Um ex-principal de colégio em Odisha, Índia, foi condenado à prisão perpétua por enviar um bomba em um pacote que matou um recém-casado e sua tia-avó em 2018. Punjilal Meher, de 56 anos, foi considerado culpado de assassinato, tentativa de homicídio e uso de explosivos. O crime, conhecido como o caso da “bomba de casamento”, chocou o país.
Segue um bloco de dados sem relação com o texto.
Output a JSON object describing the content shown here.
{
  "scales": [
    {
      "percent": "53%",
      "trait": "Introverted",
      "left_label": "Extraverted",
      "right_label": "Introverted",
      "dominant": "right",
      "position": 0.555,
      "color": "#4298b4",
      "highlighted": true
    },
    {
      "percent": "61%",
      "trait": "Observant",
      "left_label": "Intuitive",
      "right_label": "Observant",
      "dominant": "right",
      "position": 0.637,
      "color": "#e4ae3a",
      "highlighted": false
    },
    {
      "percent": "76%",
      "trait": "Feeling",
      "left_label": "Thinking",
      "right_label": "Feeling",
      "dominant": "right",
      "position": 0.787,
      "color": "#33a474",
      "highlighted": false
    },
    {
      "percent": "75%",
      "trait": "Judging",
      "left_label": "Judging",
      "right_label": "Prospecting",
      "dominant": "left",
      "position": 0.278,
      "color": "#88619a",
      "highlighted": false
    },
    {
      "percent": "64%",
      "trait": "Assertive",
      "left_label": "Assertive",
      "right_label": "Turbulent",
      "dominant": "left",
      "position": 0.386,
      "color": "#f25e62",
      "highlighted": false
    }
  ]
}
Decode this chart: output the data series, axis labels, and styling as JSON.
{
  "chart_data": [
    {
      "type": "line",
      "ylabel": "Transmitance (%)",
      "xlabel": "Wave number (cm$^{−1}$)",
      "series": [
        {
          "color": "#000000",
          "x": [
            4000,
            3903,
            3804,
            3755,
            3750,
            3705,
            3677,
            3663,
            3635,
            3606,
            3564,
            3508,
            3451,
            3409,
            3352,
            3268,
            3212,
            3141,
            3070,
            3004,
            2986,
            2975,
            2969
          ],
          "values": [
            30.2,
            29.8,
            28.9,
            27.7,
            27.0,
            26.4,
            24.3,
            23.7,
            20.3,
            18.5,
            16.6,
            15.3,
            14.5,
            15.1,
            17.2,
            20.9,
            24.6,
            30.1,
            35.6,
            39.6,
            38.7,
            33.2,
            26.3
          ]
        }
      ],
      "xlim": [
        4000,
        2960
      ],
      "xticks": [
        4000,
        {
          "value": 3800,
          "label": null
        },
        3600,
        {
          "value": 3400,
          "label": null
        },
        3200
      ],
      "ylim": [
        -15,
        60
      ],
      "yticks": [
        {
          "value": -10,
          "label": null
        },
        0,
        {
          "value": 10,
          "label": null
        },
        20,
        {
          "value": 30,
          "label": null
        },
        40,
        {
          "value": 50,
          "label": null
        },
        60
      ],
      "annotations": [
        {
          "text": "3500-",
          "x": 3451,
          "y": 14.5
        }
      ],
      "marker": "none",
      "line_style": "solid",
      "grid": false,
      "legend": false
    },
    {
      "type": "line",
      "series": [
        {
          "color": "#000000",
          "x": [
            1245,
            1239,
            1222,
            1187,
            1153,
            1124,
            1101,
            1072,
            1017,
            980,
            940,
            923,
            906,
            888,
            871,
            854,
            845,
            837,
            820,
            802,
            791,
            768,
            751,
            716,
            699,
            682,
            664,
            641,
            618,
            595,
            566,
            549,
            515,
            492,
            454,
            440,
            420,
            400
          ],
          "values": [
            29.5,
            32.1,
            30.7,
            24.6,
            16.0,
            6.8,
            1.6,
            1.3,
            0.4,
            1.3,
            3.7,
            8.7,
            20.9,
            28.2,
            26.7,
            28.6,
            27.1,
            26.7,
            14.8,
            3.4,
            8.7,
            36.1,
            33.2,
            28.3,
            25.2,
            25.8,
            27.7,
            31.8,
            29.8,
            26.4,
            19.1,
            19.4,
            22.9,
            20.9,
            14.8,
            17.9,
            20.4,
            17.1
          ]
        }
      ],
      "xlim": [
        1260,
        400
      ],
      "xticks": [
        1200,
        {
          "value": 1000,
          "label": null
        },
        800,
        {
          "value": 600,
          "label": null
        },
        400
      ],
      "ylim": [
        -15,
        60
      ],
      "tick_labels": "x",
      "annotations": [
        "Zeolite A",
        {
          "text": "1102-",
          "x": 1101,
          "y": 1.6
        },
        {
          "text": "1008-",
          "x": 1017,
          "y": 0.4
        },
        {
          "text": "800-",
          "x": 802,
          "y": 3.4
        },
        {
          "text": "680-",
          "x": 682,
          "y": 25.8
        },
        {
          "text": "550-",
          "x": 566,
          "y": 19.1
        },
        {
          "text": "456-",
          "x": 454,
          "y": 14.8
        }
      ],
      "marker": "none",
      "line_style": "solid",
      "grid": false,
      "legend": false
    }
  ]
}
O ataque ocorreu em fevereiro de 2018, quando Soumya Sekhar Sahu, um engenheiro de software de 26 anos, e sua esposa, Reema, abriram um pacote que parecia ser um presente de casamento. O explosivo, disfarçado como um presente, detonou, resultando na morte de Sahu e de sua tia-avó, Jemamani Sahu, de 85 anos. Reema sobreviveu, mas com ferimentos graves.

Motivos e Investigação

A motivação por trás do crime foi uma rivalidade profissional. Meher, que era colega da mãe de Soumya, planejou meticulosamente o ataque. Ele enviou a bomba de Raipur, a mais de 230 km de distância, usando um nome falso. A investigação se arrastou por meses, com a polícia analisando milhares de registros telefônicos e interrogando mais de 100 pessoas.

Um ponto crucial na investigação foi uma carta anônima que chegou à polícia, sugerindo que o verdadeiro remetente da bomba era “SK Sinha”. A polícia, então, começou a focar em Meher, que inicialmente negou envolvimento, mas acabou confessando sob interrogatório. Ele admitiu ter construído a bomba usando pólvora de fogos de artifício e enviado o pacote para se vingar de uma suposta traição.

Desdobramentos do Caso

O tribunal, ao reconhecer a gravidade do crime, optou por não aplicar a pena de morte, considerando que não se tratava de um caso “mais raro dos raros”. A condenação de Meher marca um desfecho significativo para um caso que mobilizou a opinião pública e gerou ampla cobertura da mídia. A tragédia deixou uma marca profunda na comunidade local e levantou questões sobre segurança e rivalidades pessoais que podem levar a atos extremos.